Homework

Homework #

PDE Solvers: Finite Difference Methods 2 #

Table of Contents#

%matplotlib inline
import numpy as np
import scipy.linalg as sl
# we'll start using sparse matrices here
import scipy.sparse as sp
# and linear algebra functions designed for sparse matrices
import scipy.sparse.linalg as spla
import matplotlib.pyplot as plt
# the following allows us to plot triangles indicating convergence order
from mpltools import annotation

# font sizes for plots
plt.rcParams['font.size'] = 12
plt.rcParams['font.family'] = 'sans-serif'
plt.rcParams['font.sans-serif'] = ['Arial', 'Dejavu Sans']

Homework - Upwind vs central discretrisation#

Use our codes BVP_AD_central and BVP_AD_upwind to compute and plot error convergence for these two schemes for our test problem from the lecture with a Peclet number of 10.

Hence, establish that even though the upwind scheme is coupled with a second-order scheme for diffusion, it is the first-order contribution to the overall error which ultimately dominates and so the overall scheme is only first-order accurate.

Homework - Larger stencils / higher orders of accuracy [\(\star\)] [from Comp Math]#

We saw in the lecture first- and second-order approximations to the first derivative.

By making use of more points (expanding the stencil) it is possible to come up with approximations of arbitrary order.

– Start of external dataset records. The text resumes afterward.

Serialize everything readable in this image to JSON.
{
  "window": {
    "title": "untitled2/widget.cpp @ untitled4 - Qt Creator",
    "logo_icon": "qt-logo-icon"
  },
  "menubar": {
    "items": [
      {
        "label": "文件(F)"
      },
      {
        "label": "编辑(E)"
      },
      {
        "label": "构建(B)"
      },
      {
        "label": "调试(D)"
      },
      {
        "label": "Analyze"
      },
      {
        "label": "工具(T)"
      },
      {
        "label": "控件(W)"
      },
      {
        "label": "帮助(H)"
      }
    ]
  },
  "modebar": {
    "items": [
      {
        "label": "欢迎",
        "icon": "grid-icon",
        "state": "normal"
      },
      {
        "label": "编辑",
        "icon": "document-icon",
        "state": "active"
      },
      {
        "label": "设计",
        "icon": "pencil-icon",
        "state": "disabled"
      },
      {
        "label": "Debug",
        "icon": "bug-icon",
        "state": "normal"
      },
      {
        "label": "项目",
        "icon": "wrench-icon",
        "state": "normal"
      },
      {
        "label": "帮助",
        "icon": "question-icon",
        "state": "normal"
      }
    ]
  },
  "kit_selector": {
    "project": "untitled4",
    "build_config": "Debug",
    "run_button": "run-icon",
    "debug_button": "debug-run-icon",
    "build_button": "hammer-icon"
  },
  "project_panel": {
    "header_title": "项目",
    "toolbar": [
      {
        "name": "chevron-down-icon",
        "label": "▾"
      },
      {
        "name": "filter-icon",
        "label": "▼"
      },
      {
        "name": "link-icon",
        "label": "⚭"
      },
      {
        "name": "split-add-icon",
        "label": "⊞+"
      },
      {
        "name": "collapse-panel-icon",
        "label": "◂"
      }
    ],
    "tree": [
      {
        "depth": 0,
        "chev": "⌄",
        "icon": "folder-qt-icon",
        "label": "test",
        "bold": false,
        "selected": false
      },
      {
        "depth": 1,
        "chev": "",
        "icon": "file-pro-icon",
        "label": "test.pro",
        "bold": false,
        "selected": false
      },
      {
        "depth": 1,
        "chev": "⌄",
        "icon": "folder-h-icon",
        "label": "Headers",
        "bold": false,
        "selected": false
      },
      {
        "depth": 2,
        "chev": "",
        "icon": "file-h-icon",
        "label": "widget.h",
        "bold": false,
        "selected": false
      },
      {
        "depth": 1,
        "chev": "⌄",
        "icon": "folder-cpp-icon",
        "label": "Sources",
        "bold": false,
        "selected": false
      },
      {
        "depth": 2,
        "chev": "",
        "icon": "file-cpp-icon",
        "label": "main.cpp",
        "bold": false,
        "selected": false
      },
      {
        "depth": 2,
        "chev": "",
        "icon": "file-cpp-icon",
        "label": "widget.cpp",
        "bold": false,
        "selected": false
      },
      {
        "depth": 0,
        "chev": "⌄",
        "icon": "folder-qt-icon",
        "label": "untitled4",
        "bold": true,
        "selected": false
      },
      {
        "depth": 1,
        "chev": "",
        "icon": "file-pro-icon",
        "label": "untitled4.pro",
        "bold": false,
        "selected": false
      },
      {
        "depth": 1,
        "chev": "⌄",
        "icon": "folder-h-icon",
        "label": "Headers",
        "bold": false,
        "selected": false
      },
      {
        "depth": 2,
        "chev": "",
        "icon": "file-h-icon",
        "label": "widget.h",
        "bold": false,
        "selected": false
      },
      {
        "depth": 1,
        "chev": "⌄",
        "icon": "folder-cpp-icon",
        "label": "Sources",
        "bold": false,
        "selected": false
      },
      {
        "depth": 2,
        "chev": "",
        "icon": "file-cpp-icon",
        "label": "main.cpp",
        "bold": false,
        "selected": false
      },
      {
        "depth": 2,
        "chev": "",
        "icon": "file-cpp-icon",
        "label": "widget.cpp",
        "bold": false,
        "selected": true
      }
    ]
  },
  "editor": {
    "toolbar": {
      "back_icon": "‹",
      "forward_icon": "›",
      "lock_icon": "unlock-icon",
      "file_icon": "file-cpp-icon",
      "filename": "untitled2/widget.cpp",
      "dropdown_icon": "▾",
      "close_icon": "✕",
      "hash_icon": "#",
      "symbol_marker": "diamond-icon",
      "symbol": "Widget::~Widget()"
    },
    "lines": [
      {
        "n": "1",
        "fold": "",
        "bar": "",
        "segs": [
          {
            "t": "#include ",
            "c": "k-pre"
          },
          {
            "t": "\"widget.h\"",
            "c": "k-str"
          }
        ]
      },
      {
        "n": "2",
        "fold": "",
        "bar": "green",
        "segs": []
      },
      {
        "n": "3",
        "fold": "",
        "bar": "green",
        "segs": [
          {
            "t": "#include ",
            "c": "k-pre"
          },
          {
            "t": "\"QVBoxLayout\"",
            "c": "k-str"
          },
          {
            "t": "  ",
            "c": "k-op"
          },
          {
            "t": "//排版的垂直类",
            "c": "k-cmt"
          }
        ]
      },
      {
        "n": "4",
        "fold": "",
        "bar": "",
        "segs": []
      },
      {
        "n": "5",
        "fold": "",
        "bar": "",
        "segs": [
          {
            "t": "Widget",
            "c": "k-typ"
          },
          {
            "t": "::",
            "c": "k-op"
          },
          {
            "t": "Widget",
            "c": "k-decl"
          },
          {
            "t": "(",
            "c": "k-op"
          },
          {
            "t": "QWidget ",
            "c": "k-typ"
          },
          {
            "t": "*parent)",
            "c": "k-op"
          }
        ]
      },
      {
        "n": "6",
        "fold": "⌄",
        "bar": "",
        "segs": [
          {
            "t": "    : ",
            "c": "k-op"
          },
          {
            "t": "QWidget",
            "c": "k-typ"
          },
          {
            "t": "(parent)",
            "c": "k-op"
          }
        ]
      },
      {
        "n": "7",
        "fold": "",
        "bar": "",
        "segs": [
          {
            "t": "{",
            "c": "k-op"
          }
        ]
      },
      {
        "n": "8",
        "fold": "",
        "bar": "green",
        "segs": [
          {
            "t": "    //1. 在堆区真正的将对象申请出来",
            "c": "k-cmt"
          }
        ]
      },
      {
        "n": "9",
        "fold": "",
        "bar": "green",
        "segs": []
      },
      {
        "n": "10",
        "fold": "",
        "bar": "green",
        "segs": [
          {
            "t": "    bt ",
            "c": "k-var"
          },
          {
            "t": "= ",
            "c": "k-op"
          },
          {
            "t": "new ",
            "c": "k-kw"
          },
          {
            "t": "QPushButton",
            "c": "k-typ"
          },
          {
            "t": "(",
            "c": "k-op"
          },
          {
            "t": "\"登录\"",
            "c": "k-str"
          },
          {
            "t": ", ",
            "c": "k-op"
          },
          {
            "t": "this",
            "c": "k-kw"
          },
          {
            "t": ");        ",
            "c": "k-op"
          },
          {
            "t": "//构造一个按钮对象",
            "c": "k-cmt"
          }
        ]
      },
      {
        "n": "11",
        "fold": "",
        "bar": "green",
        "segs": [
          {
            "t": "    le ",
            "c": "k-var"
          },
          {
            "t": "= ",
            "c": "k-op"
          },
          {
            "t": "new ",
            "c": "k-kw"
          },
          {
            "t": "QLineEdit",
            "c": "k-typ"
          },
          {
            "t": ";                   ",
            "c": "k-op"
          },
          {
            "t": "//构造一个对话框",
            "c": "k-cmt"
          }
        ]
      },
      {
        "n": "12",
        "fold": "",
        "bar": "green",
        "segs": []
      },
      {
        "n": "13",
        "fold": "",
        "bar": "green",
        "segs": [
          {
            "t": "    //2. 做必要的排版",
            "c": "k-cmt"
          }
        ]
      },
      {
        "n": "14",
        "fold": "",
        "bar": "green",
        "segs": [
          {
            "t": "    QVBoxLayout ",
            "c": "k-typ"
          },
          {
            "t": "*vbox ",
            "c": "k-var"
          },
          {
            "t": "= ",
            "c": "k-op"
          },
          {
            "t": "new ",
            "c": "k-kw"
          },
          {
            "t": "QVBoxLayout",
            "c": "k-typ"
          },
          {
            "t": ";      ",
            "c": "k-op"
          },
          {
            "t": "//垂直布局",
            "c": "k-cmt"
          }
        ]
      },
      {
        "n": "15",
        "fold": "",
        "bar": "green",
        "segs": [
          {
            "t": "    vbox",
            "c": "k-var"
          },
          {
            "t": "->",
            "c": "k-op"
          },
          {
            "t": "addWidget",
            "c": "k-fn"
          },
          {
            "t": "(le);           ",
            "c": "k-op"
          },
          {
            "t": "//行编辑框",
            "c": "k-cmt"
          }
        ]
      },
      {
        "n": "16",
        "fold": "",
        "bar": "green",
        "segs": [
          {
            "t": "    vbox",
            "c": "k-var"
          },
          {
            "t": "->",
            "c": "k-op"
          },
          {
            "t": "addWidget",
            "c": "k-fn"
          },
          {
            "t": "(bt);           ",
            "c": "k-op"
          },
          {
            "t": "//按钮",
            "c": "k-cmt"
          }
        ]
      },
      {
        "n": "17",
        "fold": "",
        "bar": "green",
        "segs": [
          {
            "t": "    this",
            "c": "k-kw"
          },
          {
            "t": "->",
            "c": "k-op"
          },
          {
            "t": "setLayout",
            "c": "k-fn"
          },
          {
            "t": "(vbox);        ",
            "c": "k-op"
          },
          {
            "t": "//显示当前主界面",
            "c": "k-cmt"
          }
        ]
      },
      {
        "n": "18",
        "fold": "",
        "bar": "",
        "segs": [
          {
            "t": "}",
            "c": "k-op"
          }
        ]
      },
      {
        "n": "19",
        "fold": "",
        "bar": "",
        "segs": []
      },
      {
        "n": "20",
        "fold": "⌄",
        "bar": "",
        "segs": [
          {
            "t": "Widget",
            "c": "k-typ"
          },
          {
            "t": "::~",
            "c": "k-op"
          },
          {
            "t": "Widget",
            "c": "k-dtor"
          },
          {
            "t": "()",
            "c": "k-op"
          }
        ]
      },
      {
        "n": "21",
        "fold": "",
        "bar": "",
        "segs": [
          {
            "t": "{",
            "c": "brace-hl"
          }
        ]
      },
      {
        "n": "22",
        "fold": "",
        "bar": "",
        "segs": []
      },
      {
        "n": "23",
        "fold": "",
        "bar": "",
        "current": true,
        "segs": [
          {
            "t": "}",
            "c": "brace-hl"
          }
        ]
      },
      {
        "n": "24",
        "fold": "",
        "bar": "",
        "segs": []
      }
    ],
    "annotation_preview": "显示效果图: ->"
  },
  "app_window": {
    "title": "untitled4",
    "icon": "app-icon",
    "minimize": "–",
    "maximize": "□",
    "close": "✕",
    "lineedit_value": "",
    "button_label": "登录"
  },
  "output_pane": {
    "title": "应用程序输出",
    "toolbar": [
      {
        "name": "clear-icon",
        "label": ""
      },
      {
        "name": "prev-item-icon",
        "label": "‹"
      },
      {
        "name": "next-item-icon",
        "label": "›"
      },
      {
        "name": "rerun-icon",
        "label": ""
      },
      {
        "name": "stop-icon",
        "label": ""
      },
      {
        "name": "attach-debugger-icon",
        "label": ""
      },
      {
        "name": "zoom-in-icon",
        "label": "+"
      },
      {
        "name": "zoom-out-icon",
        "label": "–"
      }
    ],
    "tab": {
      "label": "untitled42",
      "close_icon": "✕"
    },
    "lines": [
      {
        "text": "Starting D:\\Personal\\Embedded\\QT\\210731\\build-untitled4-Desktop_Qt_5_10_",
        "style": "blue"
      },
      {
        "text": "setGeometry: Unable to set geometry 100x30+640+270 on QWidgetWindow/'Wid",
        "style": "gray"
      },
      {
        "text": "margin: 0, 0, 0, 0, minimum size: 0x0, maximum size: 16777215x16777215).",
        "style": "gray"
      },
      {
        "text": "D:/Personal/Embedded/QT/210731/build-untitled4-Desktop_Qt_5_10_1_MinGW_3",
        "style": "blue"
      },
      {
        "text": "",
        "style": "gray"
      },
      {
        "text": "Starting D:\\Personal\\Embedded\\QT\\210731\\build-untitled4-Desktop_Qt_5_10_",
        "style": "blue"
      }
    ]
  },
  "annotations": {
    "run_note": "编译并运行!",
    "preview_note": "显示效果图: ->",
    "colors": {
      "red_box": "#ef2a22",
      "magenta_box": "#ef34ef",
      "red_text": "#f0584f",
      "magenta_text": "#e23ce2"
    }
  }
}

Tables of coefficients, assuming a uniform mesh, can be found at: https://en.wikipedia.org/wiki/Finite_difference_coefficient

Try expanding our example from the lecture where we computed the first derivative of \(\sin(x)\) at the location \(x=0.8\) and plotted the error as a function of \(\Delta x\), with some other examples of finite difference stencils from the tables at that web page.

[NB. the part of the question above is quite simple - in the sample solution I demonstrate an implementation of the third order accurate scheme; the part of the question below is more complicated].

Note that in the section of that web page titled “Arbitrary stencil points” it also gives a matrix system which can be solved for the finite difference coefficients which provides an approximation of arbitrary order derivatices on an arbitrary stencil.

For a more in-depth description and derivation take a look at: http://web.media.mit.edu/~crtaylor/calculator.html (click on “How does it work?”).

Write some code to construct and solve this matrix system, and hence extend the convergence plot we presented above for the first derivative of \(\sin(x)\) and \(x=0.8\) for orders 1-6.

Homework - Stability study for advection-diffusion using FTCS#

Play around with the example from the lecture in the section “Stability study for advection-diffusion”. In particular play around with the physical and numerical parameters and investigate further the interplay between these, the locations of eigenvalues in the complex plane, and the observed stability of the numerical solver.

Homework - An analytical solution to advection-diffusion [from Comp Math]#

An exact solution to the advection-diffusion equation is given by

\[ c(x,t) = \frac{1}{\sqrt{4\pi \, \kappa \,t}}\exp\left (-\frac{(x-Ut)^2}{4\kappa \, t}\right).\]
  1. Note that this holds in an infinite domain - we can make use of it only as long as our numerical solution is far away from boundaries, or in a periodic domain as long as the solution behaviour does not start to encroach on itself.

  2. The initial condition that this solution corresponds to is a Dirac-delta function. We clearly can’t represent this on our mesh as it has infinitesimal thickness - all sorts of problems would arise if we tried to. But what we can do is assume that our simulation starts at some \(t>0\) and initialise our problem with the corresponding exact solution (which for \(t>0\) is a Gaussian and for sufficiently large times can be represented on our mesh).

Write a function to evaluate this exact analytical solution and use it to initialise a simulation and plot a comparison between the exact and analytical solution at later times.

I suggest you use periodic boundary conditions (e.g. your starting point could be our function from the lecture solve_adv_diff_Gaussian2).

First try selecting some appropriate physical and numerical parameters such that you have a stable solution and avoid boundaries. Then try refining the spatial and temporal mesh to see if your solution gets closer to the exact solution.

Homework - Pure advection - impact of time step [from Comp Math]#

Write a solver for a pure advection problem in a periodic domain using forward Euler with upwind differences in space and with a Gaussian initial condition.

First test that it works/fails based on the CFL condition.

Then update the solver such that it selects the timestep automatically to satisfy a user-defined target Courant number, e.g. look to enforce a Courant number of 0.8.